Breast Cancer and Endocrine Therapy
Breast cancer is a major cause of cancer-related deaths in women. Patients with hormone receptor positive breast cancer, representing approximately 70% of all breast cancer cases, are offered endocrine treatment by blocking the oestrogen receptor (ER) with a selective ER modulator such as tamoxifen, or by targeting the oestrogen synthesis using an aromatase inhibitor. Resistance to current anti-hormonal therapies is common and occurs in 30-40% of the patients. Tamoxifen is the most widely used drug for the prevention and treatment of hormone-receptor positive breast cancer. Nevertheless, its clinical effectiveness varies among individuals. Tamoxifen is extensively metabolised by cytochrome P450 (CYP) enzymes, and recent in vivo studies have shown that women with genetically impaired CYP2D6 have reduced production of endoxifen, the main active tamoxifen metabolite. This impairment has been linked to a higher risk of breast cancer recurrence. Despite these observations, the contribution of endoxifen to the overall drug effectiveness of tamoxifen remains uncertain. We have developed methods to measure tamoxifen and its metabolites based on liquid chromatography tandem mass spectrometry (LCMSMS).

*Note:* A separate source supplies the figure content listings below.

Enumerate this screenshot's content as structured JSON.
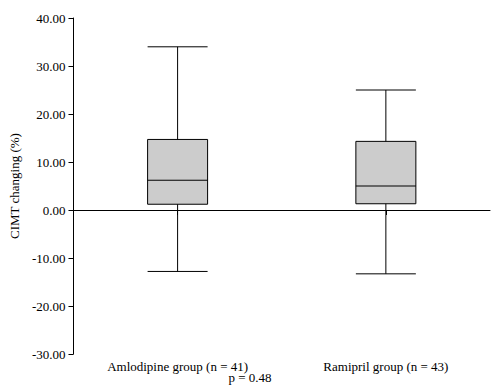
{
  "chart_data": {
    "type": "boxplot",
    "ylabel": "CIMT changing (%)",
    "annotation": "p = 0.48",
    "categories": [
      "Amlodipine group (n = 41)",
      "Ramipril group (n = 43)"
    ],
    "values": [
      [
        -12.8,
        1.2,
        6.2,
        14.7,
        34.0
      ],
      [
        -13.3,
        1.3,
        5.0,
        14.3,
        25.0
      ]
    ],
    "color": "#cccccc",
    "ylim": [
      -30,
      40
    ],
    "yticks": [
      {
        "value": -30,
        "label": "-30.00"
      },
      {
        "value": -20,
        "label": "-20.00"
      },
      {
        "value": -10,
        "label": "-10.00"
      },
      {
        "value": 0,
        "label": "0.00"
      },
      {
        "value": 10,
        "label": "10.00"
      },
      {
        "value": 20,
        "label": "20.00"
      },
      {
        "value": 30,
        "label": "30.00"
      },
      {
        "value": 40,
        "label": "40.00"
      }
    ],
    "grid": false
  }
}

Our breast cancer projects are
i. Optimalisation of tamoxifen therapy based on pharmacogenomics (tailored therapy) and therapeutic drug monitoring.
ii. Molecular determinants of response to endocrine therapy in breast cancer
iii. Effects of metformin in breast cancer prevention.
iv. The Prospective Breast Cancer Biobank (PBCB) in Bergen and Stavanger.